Mais les fans d'ekranoplanes ne seront probablement pas convaincus par ces vérités simples…
Lorsqu'il n'y a plus d'autres excuses, le dernier argument est utilisé: l'ekranoplan peut être utile dans des situations extrêmes - la vitesse de croisière de l'ekranoplan est 8 fois supérieure à celle du transport militaire le plus rapide. Et alors? Un avion de transport a une vitesse 15 fois plus élevée, tandis que le coût du vol est moindre. La conclusion est évidente.
Très souvent, l'opinion est entendue: « Un ekranoplan n'est pas un bateau ou un avion, ils ne peuvent donc pas être comparés. Il est possible et même nécessaire de comparer. L'ekranoplan essaie de dupliquer les tâches de la technologie navale et aéronautique et, il faut l'admettre, cela tourne mal.
Les détracteurs de la construction « mi-navires, mi-avions » sont souvent accusés de rhétorique négative et d'absence de propositions constructives. Ce n'est pas vrai: à chaque fois, j'exhorte les fans d'avions électriques à citer au moins un avantage distinct de ce type de technologie et le champ d'application possible de son application.
Les WIG ne peuvent pas être utilisés comme véhicules: là où l'efficacité est requise, l'aviation fonctionne, et pour la livraison de gros lots de fret, le transport maritime est mieux adapté. Cependant, il ne faut pas négliger la capacité de transport des avions - les avions de transport lourds An-124 Ruslan, C-5 Galaxy et C-17 Globemaster peuvent facilement transporter 1-2 chars de combat principaux et, si nécessaire, sont capables de livrer un groupe dans un peu de temps de 50 à 100 chars à n'importe quel coin du monde.

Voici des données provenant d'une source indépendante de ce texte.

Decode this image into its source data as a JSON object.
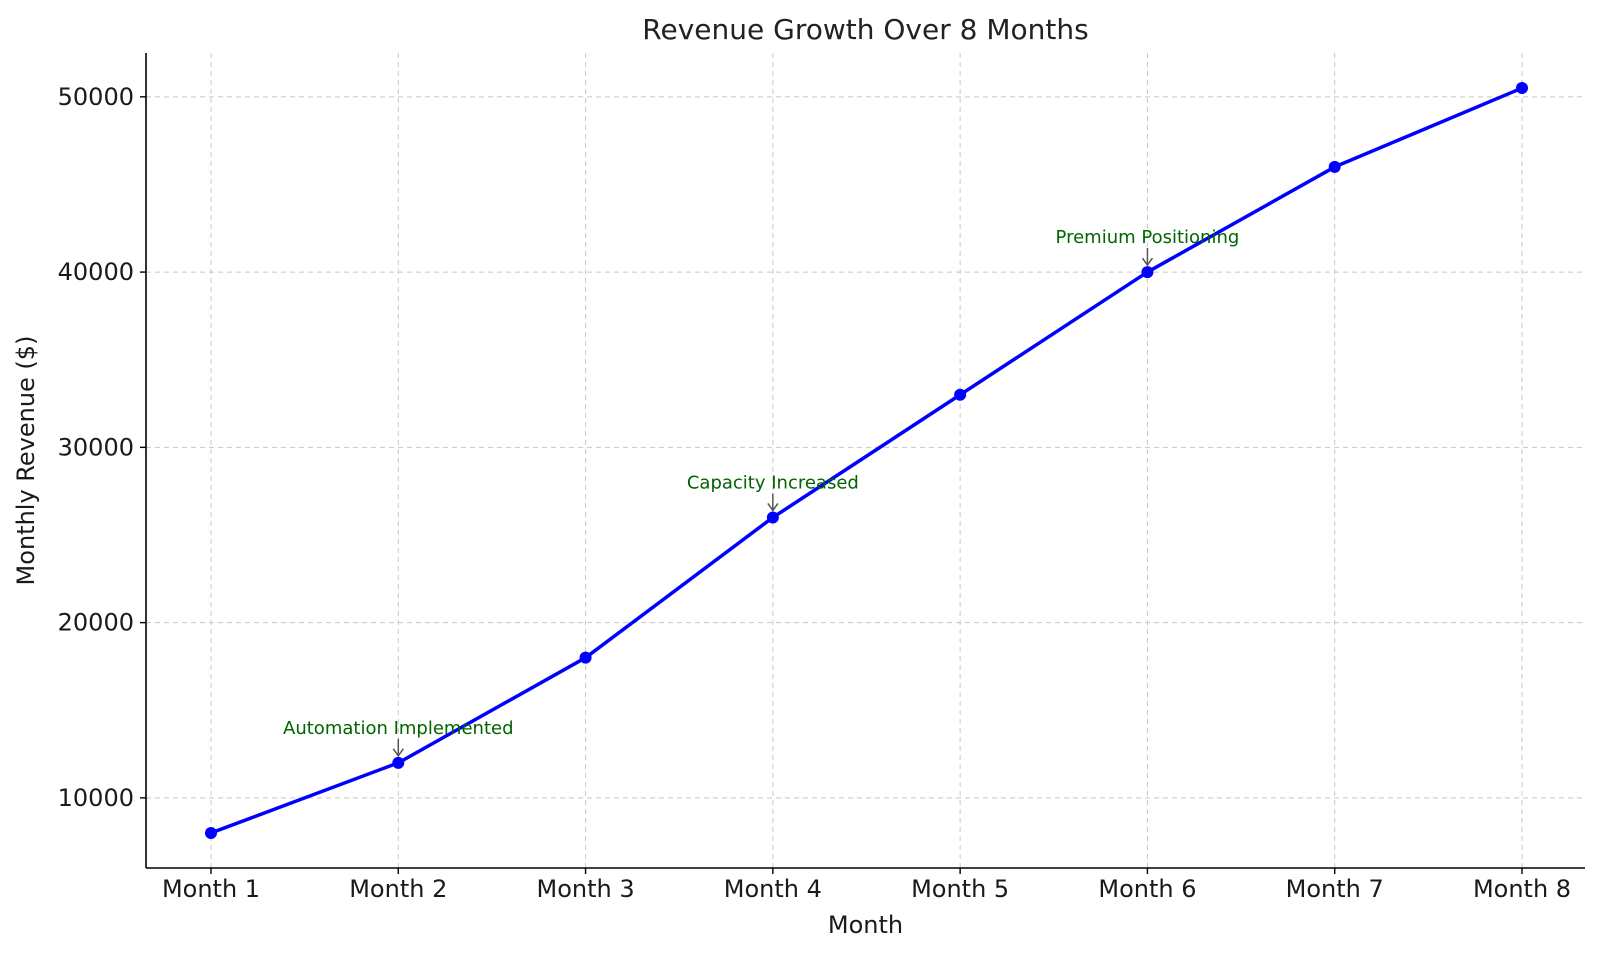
{
  "chart_data": {
    "type": "line",
    "title": "Revenue Growth Over 8 Months",
    "xlabel": "Month",
    "ylabel": "Monthly Revenue ($)",
    "categories": [
      "Month 1",
      "Month 2",
      "Month 3",
      "Month 4",
      "Month 5",
      "Month 6",
      "Month 7",
      "Month 8"
    ],
    "series": [
      {
        "values": [
          8000,
          12000,
          18000,
          26000,
          33000,
          40000,
          46000,
          50500
        ],
        "color": "#0000ff",
        "marker": "circle"
      }
    ],
    "ylim": [
      6000,
      52500
    ],
    "yticks": [
      10000,
      20000,
      30000,
      40000,
      50000
    ],
    "ytick_labels": [
      "10000",
      "20000",
      "30000",
      "40000",
      "50000"
    ],
    "grid": true,
    "annotations": [
      {
        "text": "Automation Implemented",
        "category": "Month 2",
        "value": 12000
      },
      {
        "text": "Capacity Increased",
        "category": "Month 4",
        "value": 26000
      },
      {
        "text": "Premium Positioning",
        "category": "Month 6",
        "value": 40000
      }
    ],
    "annotation_color": "#006400",
    "arrow_color": "#555555"
  }
}
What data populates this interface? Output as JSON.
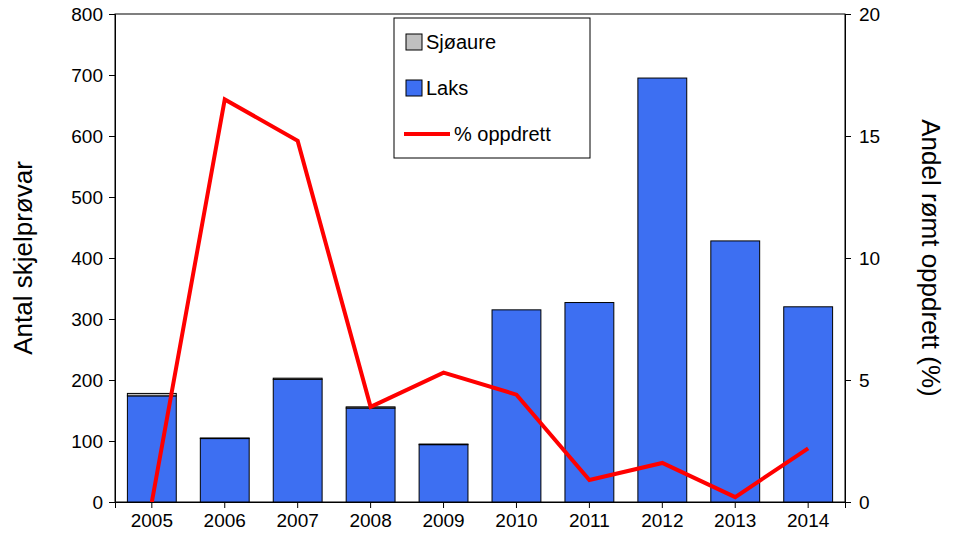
{
  "chart_data": {
    "type": "bar",
    "stacked": true,
    "categories": [
      "2005",
      "2006",
      "2007",
      "2008",
      "2009",
      "2010",
      "2011",
      "2012",
      "2013",
      "2014"
    ],
    "y_label": "Antal skjelprøvar",
    "y2_label": "Andel rømt oppdrett (%)",
    "ylim": [
      0,
      800
    ],
    "yticks": [
      0,
      100,
      200,
      300,
      400,
      500,
      600,
      700,
      800
    ],
    "y2lim": [
      0,
      20
    ],
    "y2ticks": [
      0,
      5,
      10,
      15,
      20
    ],
    "legend": "top",
    "series": [
      {
        "name": "Sjøaure",
        "type": "bar",
        "color": "#c0c0c0",
        "values": [
          4,
          1,
          2,
          2,
          1,
          0,
          0,
          0,
          0,
          0
        ]
      },
      {
        "name": "Laks",
        "type": "bar",
        "color": "#3d6ff2",
        "values": [
          174,
          104,
          201,
          154,
          94,
          315,
          327,
          695,
          428,
          320
        ]
      },
      {
        "name": "% oppdrett",
        "type": "line",
        "axis": "y2",
        "color": "#ff0000",
        "values": [
          0,
          16.5,
          14.8,
          3.9,
          5.3,
          4.4,
          0.9,
          1.6,
          0.2,
          2.2
        ]
      }
    ]
  }
}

L'utilisation au combat des ekranoplanes soulève plus de questions que de réponses. Un ekranoplan est mauvais dans le rôle d'un porte-missiles - il est plusieurs fois inférieur à un avion de combat en termes de vitesse et de maniabilité et, contrairement à un navire, ne dispose d'aucun moyen défensif (il ne fonctionnera pas de les installer - l'ekranoplan simplement ne peut pas décoller). Dans de telles conditions, la vitesse de 400 à 500 km / h n'a aucune importance - les avions ennemis détecteront et couleront rapidement une cible non armée se déplaçant lentement.
Les capacités d'atterrissage de l'ekranoplan sont bien visibles sur l'exemple des projets Pelican et Orlyonok. Le premier transportait de nombreux chars, mais ne pouvait débarquer sur la côte non équipée. Le second était sans prétention lors du choix des sièges, mais ne pouvait même pas soulever un seul réservoir.
La proposition la plus insensée est l'ekranoplan marin du sauveteur. Volant à une hauteur de plusieurs mètres à grande vitesse, il ne voit rien d'autre que son nez. Le "sauveteur" ne trouvera tout simplement pas les personnes en détresse.
Au fait, un fait intéressant: l'ekranoplan Eaglet et l'ancien avion de transport An-12 avaient la même capacité de charge (20 tonnes). L'avion de transport a dépassé l'Orlyonok en vitesse de croisière (350 contre 650 km/h) et en autonomie de vol (1500 km contre 4500 km). Dans le même temps, 18 000 litres de kérosène ont éclaboussé les réservoirs de carburant de l'An-12 et 28 000 litres ont été versés dans les réservoirs de l'ekranoplan!
Eh bien, qui a besoin d'un véhicule aussi malchanceux?